Probably Maureen had not yet gotten around to removing el dinosaurio from this family gallery because he was on the bottom shelf, in a lesser spot in relation to the recent school pictures of the boys with eager smiles and moussed hair, and of Maureen herself holding the newborn and slippery Samant
ha while sitting up with exhausted ecstasy on a hospital bed. Maureen in the delivery room was on the shelf next to a recent shot of Samantha with a red bow in her thin hair and to the bronze-toned image of a woman with pinned-up hair and a giant curtain of a dress staring back from the Victorian era, the folds in the corners of her eyes suggesting she was Maureen’s grandmother or great-grandmother. Next there was a recent shot of Maureen’s mother, taken in a pine forest, a gray-haired woman in khaki shorts and hiking books, with a faint and uncharacteristic smile. This is the woman’s shelf: there are four generations of girls from Maureen’s family here. Araceli considered too, on the second shelf from the top, the wedding pictures of Scott and Maureen, including a shot of the couple laughing and bending their bodies in an expression of the kind of uncontainable hilarity that hadn’t been seen in the Torres-Thompson household for quite some time.

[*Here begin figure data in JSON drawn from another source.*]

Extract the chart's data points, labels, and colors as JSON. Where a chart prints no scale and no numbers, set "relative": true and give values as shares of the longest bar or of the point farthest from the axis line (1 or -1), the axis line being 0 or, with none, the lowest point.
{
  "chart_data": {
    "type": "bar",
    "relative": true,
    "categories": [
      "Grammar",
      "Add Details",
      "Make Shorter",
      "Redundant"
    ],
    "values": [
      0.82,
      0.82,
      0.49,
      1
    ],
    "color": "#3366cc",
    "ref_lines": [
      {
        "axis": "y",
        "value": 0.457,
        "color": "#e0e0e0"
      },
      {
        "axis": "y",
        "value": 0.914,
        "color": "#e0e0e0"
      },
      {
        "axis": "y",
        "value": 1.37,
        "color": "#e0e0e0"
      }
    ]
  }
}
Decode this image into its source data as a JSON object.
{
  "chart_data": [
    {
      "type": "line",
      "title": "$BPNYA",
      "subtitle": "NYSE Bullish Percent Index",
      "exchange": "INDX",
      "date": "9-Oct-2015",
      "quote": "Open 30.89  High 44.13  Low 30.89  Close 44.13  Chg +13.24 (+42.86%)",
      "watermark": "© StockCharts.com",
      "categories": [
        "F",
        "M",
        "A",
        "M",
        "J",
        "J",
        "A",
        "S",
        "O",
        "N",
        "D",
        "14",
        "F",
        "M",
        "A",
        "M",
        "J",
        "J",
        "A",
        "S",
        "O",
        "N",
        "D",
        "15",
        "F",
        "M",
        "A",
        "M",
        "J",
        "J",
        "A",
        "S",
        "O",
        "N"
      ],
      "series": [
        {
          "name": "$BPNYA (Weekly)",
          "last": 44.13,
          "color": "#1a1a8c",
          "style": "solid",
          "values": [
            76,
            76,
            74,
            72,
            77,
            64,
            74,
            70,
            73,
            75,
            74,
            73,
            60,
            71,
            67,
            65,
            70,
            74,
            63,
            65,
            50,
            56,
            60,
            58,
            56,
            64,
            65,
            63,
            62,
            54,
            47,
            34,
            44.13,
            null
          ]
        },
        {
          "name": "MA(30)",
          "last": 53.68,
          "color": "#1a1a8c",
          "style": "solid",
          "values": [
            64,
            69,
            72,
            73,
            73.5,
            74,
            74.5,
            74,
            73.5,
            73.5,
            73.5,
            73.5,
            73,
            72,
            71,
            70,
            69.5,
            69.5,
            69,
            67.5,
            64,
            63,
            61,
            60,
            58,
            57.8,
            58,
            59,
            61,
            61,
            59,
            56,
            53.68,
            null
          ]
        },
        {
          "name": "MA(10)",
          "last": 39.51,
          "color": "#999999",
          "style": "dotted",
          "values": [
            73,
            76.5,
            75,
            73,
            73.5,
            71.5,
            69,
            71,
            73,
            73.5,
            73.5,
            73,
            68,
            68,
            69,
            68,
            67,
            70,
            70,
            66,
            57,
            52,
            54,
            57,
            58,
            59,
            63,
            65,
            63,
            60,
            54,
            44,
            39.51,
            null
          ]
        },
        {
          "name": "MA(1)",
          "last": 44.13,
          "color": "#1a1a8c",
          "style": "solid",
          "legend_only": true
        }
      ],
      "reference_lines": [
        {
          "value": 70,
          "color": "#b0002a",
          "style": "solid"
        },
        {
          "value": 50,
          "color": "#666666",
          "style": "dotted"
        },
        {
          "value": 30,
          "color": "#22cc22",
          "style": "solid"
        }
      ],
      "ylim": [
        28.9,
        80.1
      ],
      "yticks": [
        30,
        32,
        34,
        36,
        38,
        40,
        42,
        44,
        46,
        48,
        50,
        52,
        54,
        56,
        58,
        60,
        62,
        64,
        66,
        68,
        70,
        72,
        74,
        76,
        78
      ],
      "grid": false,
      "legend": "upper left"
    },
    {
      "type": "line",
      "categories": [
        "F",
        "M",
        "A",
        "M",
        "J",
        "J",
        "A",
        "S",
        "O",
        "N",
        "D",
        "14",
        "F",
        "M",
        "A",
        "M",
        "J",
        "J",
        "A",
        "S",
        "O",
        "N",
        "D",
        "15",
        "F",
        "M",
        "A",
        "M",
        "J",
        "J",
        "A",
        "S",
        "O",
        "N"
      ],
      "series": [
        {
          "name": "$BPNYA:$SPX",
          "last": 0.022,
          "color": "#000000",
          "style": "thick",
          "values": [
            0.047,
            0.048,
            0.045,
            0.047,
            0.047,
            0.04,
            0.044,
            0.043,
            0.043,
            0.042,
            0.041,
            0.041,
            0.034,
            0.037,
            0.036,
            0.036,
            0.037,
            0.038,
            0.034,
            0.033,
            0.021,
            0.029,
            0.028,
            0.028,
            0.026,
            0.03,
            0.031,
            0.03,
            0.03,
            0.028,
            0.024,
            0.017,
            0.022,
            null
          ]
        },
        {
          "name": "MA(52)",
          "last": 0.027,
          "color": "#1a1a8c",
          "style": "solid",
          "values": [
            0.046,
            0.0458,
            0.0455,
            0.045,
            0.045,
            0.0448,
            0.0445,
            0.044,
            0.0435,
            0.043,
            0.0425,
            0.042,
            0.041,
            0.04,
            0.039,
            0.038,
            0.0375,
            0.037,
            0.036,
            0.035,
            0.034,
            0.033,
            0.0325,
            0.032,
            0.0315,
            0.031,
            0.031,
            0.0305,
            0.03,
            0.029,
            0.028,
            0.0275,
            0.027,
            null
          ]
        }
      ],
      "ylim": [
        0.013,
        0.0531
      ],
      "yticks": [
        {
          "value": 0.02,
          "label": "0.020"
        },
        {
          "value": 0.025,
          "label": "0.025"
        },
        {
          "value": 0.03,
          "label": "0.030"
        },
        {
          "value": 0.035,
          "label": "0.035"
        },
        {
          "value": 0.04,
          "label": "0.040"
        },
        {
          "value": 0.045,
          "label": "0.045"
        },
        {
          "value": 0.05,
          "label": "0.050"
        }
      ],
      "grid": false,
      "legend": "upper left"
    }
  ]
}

Of all these people, Araceli concluded, old man Torres was the only adult still alive and likely to live in a place reachable from Paseo Linda Bonita. They hadn’t yet purged the old man from the family, not completely—he was a resilient mexicano, apparently. If their parents don’t come back, I’ll take them to this old man’s house. Araceli would have to prepare herself for the worst contingency. She had been used to thinking this way once, her naturally pessimistic outlook had served her well in her single-woman bus journey to the border, and then through the sprint, hike, and crawl into California, and in the first few harrowing and lonely weeks in the United States. Those were days of important lessons, though the subsequent four years in this household on Paseo Linda Bonita had led her to the false belief that the world might still have sanctuaries where prosperity and predictability reigned. Standing here now in front of pictures of the absent and departed members of the Torres and Thompson clans, she realized she might soon have to start thinking like an immigrant, like a desperate woman on the highway uncertain where the asphalt and the invisible trails of carbon monoxide might take her.